The present invention described above is not limited by the above-described embodiment and the accompanying drawings, but by the appended claims. Therefore, it will be apparent to those skilled in the art that various forms of substitution, modification, and alteration are possible without departing from the technical spirit of the present invention described in the claims.
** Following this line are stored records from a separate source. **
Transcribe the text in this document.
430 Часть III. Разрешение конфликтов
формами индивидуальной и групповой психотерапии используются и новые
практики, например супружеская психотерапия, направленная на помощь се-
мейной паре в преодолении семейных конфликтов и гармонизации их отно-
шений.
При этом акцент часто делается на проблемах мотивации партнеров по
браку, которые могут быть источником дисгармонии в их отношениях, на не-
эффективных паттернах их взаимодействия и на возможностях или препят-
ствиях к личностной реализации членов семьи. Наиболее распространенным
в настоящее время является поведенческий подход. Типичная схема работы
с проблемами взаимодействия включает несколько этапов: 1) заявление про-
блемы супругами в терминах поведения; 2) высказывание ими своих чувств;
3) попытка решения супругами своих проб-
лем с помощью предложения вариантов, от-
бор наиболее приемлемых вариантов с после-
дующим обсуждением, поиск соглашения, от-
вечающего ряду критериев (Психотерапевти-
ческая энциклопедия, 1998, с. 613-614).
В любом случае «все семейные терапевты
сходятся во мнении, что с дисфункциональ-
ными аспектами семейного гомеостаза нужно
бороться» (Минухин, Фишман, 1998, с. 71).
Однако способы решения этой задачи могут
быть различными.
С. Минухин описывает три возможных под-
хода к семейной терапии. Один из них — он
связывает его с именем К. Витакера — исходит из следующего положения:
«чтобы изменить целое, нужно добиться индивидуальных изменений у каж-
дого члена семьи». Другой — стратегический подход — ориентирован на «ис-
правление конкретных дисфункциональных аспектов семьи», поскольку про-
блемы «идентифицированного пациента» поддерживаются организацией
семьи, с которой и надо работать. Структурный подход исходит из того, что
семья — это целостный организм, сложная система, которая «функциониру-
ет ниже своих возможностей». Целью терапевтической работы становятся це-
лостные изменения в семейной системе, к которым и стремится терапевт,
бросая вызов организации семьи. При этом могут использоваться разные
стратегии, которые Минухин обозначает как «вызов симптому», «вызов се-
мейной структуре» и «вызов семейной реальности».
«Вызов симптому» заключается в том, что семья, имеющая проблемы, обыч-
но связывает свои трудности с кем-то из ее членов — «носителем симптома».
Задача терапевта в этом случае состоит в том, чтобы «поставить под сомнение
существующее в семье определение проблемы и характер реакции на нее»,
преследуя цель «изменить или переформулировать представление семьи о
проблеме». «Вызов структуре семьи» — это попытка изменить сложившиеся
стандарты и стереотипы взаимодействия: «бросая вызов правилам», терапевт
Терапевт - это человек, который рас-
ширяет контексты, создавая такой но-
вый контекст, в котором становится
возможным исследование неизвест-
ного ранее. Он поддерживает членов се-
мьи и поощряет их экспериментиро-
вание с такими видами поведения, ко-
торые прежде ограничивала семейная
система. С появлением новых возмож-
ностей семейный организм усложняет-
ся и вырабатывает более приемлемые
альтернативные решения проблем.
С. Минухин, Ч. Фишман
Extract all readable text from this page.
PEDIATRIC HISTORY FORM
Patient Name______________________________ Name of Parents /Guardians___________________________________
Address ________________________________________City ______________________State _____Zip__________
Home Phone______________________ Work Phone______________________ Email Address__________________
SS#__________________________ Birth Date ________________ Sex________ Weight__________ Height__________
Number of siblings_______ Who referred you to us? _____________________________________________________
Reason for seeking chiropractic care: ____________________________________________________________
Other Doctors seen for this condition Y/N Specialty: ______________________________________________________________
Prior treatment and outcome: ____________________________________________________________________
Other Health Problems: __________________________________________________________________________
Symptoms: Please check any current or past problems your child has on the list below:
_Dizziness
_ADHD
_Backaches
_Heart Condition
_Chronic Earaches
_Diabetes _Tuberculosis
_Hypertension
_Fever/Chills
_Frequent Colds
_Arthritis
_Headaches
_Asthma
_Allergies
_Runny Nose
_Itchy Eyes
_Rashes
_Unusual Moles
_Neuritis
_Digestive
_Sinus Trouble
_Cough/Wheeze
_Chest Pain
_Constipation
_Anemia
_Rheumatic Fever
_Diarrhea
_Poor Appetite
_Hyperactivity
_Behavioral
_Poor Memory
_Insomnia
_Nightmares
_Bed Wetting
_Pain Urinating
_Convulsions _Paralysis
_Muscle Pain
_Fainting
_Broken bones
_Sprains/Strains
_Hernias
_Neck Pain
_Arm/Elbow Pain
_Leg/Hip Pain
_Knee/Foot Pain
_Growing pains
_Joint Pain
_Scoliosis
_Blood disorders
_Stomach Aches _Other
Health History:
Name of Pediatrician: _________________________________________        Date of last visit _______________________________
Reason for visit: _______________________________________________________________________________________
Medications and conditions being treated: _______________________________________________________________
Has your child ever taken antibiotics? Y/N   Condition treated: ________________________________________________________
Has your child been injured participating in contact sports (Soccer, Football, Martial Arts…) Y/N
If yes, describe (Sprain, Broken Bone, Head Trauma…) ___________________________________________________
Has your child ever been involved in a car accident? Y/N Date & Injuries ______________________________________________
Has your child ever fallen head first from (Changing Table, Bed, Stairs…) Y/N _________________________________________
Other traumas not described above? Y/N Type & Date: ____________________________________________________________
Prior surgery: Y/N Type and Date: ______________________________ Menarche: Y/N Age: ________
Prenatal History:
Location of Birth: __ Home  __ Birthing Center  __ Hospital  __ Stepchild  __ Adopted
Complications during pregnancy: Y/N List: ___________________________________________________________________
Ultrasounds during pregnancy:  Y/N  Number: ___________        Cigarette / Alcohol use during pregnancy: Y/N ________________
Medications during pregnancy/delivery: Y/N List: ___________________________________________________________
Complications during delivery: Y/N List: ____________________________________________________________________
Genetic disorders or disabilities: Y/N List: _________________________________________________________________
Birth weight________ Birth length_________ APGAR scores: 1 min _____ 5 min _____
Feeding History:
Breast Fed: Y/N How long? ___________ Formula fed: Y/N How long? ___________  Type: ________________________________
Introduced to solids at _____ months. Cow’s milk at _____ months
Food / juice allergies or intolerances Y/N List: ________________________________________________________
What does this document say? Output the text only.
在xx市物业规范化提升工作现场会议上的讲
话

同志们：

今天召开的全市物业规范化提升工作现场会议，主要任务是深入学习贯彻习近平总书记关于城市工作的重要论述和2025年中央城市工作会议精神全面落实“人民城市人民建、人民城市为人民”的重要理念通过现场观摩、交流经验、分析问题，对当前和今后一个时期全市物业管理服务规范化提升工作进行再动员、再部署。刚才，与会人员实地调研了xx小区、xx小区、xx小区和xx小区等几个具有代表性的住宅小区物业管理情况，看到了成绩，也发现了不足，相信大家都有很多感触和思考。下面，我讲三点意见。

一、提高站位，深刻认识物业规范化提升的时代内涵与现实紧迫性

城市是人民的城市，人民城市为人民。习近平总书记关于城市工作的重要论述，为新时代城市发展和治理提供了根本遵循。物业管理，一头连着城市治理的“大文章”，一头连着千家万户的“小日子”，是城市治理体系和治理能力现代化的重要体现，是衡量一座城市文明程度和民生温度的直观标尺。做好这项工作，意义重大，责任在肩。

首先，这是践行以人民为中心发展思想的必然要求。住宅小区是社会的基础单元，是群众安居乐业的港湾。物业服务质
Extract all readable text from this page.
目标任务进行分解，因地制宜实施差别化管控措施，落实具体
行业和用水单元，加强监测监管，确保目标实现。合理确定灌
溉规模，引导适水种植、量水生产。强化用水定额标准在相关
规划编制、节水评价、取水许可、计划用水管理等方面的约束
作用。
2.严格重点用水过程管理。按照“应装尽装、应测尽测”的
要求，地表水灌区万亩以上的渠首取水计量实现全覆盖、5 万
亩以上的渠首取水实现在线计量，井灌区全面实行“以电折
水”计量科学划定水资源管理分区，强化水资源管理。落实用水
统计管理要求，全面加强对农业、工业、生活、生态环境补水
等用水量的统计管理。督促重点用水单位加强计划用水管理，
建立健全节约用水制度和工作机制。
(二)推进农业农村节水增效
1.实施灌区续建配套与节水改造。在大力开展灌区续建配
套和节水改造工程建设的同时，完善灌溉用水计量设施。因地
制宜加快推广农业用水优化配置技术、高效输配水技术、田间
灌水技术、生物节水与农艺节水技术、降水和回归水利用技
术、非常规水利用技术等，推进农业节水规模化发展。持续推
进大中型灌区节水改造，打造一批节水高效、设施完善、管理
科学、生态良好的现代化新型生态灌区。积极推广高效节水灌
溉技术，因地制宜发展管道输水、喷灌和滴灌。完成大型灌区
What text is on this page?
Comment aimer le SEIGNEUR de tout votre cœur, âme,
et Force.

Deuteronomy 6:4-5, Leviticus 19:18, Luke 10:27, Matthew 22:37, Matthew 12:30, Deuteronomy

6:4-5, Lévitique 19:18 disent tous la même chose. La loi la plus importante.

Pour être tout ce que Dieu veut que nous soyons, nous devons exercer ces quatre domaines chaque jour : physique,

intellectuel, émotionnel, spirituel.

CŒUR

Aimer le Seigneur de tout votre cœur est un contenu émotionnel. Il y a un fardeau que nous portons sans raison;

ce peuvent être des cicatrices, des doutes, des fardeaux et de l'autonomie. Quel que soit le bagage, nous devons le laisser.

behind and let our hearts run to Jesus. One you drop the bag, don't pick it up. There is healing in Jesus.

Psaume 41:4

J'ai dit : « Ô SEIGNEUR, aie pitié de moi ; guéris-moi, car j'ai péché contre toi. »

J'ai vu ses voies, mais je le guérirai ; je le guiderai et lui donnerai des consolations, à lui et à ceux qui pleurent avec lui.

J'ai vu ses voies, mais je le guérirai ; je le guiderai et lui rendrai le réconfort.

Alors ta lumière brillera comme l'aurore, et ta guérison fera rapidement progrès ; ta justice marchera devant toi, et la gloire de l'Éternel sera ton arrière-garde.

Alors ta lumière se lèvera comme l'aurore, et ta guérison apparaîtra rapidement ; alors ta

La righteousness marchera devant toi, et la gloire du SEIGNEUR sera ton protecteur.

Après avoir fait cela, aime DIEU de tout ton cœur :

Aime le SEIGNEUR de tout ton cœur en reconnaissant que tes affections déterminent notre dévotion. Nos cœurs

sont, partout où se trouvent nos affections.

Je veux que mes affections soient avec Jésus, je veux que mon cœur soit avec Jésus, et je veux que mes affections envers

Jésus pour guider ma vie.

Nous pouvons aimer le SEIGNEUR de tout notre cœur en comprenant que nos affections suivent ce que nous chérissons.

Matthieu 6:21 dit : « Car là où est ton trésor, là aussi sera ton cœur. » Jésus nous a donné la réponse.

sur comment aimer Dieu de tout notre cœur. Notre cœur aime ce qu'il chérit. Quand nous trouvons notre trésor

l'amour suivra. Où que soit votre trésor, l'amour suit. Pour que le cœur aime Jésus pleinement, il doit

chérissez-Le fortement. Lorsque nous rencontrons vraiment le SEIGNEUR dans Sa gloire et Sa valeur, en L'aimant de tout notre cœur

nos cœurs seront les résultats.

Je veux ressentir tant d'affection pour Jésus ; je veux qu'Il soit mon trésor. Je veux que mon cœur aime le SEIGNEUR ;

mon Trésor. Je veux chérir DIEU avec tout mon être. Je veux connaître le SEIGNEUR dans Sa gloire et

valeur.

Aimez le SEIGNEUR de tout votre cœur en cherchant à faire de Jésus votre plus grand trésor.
As described above, according to the method of manufacturing a semiconductor laser diode of the present invention, by applying the ion implantation process to the problem of crystal orientation of the off-substrate causing the asymmetrical ridge structure, the ridge shape having a left-right symmetrical structure and even a vertical structure You can get it. Thereby, not only can the injection current loss caused by the asymmetrical portion (particularly, the ridge side having a gentle inclination) can be reduced, but the distribution of the light due to the refractive index waveguide is uniform, which has a great effect to stabilize the waveguide of the laser beam.

Claims (4)

Sequentially forming at least a first conductive clad layer, an active layer, a second conductive clad layer, and a cap layer on the first conductive type substrate; Disposing a mask on the cap layer corresponding to the current injection region of the second conductive clad layer; Performing ion implantation into a region of the second conductive clad layer to be removed to form a ridge structure; Removing the ion implanted region to form a ridge structure in the second conductive clad layer; Forming a current limiting layer around a ridge of the second conductive cladding layer; and After removing the mask, forming a contact layer on the cap layer of the ridge upper surface portion of the second conductive clad layer and the current limiting layer. The method of claim 1, Removing the ion implanted region, the semiconductor laser diode manufacturing method, characterized in that performed by a wet etching process. The method of claim 1, And a ridge structure formed after removing the ion implanted region has a substantially vertical side surface. The method of claim 1, The element used in the ion implantation step is a semiconductor laser diode manufacturing method, characterized in that selected from the group consisting of silicon (Si), zinc (Zn), magnesium (Mg), boron (B) and carbon (C).